Srinivas Dwarapudi

Effect of alumina on slag–metal separation during iron nugget formation from high alumina Indian iron ore fines

Abstract Iron nuggets can be obtained from ore–coal composite pellets by high temperature reduction. Alumina in the ore plays a vital role in slag–metal separation during nugget formation, as it increases the liquidus temperature of the slag. In this study, the effect of carbon content, reduction temperature and lime addition on slag–metal separation and nugget formation of varying alumina iron ore fines were studied by means of thermodynamic modelling. The results were validated by conducting experiments using iron ore fines with alumina levels ranging from 1·85 to 6·15%. Results showed that increase in reduction temperature enhances slag metal separation, whereas increasing alumina and carbon content beyond the optimum level adversely affects separation. Carbon below the required amount decreases the metal recovery, and carbon above the required amount reduces the silica and alters the slag chemistry.
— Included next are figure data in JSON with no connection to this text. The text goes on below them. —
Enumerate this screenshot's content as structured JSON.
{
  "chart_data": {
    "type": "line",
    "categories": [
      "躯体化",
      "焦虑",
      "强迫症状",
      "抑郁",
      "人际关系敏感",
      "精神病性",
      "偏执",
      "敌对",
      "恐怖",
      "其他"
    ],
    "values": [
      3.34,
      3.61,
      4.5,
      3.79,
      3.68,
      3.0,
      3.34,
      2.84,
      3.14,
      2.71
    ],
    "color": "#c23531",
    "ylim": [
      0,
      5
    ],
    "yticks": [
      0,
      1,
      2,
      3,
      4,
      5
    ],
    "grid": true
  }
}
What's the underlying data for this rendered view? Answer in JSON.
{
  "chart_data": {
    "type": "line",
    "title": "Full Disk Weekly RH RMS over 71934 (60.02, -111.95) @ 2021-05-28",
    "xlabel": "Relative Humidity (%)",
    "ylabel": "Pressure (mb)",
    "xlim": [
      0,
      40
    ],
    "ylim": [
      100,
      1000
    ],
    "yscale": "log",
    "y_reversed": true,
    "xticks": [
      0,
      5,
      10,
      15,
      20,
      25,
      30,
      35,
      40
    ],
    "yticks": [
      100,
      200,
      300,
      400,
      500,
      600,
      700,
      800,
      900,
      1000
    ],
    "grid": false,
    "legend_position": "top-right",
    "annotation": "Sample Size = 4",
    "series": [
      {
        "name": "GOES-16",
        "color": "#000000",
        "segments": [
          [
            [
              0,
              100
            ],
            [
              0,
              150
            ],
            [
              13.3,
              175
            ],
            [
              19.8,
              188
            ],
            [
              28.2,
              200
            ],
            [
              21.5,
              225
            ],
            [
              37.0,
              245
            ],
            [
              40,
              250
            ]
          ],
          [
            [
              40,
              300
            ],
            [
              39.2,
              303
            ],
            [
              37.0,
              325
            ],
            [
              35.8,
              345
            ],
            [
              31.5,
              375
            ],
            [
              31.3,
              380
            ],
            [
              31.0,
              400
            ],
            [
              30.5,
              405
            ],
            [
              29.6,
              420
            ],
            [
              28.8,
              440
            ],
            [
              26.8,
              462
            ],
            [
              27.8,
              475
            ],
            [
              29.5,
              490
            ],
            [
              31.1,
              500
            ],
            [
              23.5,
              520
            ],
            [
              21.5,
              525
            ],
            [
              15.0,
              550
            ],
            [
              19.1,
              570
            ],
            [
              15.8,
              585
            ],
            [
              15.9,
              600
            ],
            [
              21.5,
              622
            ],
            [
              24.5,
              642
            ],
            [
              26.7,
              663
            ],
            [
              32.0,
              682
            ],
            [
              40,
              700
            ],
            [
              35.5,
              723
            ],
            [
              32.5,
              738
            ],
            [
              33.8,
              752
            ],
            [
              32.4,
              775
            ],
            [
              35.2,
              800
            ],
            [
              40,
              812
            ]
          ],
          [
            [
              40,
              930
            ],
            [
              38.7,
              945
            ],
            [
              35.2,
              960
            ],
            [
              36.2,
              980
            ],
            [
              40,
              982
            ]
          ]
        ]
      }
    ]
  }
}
Optimum conditions were established to produce iron nuggets with complete slag–metal separation using iron ore–coal composite pellets made from high alumina iron ore fines. These were reduction temperature of 1400°C, reduction time minimum of 15 min, carbon input of 80% of theoretical requirement and CaO input of 2·3, 3·0 and 4·2 wt-% for 1·85, 4·0 and 6·15 wt-% alumina ores respectively.

Effect of fluxing agents on reduction degradation behaviour of hematite pellets

During induration at a high temperature, a considerable amount of slag/melt phase forms inside the iron ore pellets, comprising SiO2, Al2O3, CaO, MgO and FeO. After cooling, the slag phase solidifies and acts as an important bonding phase in the finished pellets and influences their room temperature as well as high temperature properties, especially reduction degradation. Fluxing agents play an important role in forming these bonding phases depending on the type and amount of flux. In the present study, the effect of different fluxing agents, namely, limestone, dolomite, magnesite and pyroxenite, on melt formation and microstructure during induration and on reduction degradation behaviour during reduction was examined. From the results, it was understood that to reduce the disintegration during reduction it is essential to increase the amount and distribution of bonding phases like silicates, which are more stable as compared to oxide phases like hematite. Acid pellets exhibited highest reduction degradation due to the presence of more hematite bonds and less silicate bonds. In limestone fluxed pellets, reduction degradation index dropped considerably with increasing CaO content due to the formation of more amount of bonding phase. Dolomite–pyroxenite pellets, on the other hand, showed lower reduction degradation index up to 0.4 basicity, and beyond that, higher degradation was observed due to the increased pore size, which resulted in poor strength of the reduced pellet matrix and hence more degradation. Low reduction degradation observed in pyroxenite and magnesite fluxed pellets could be due to the formation of magnesioferrite and silicate melt, which are more stable phases compared to hematite.

Application of artificial neural network model to predict reduction degradation index of iron oxide pellets

Abstract The reduction degradation index (RDI) is an important metallurgical property of iron ore pellets used for the production of RDI from shaft furnace or for use in blast furnaces. In order to develop a control strategy, a neural network model has been developed to predict the RDI of pellets from 13 input variables, namely feedrate of green pellets, bed height, burn through temperature, firing temperature, specific corex gas consumption, bentonite, moisture and carbon content in green pellets and Al2O3, SiO2, CaO, MgO and FeO in fired pellets. The RDI of pellets was more sensitive to variation in MgO, CaO, bentonite and green pellet carbon content. The predicted results were in good agreement with the actual data.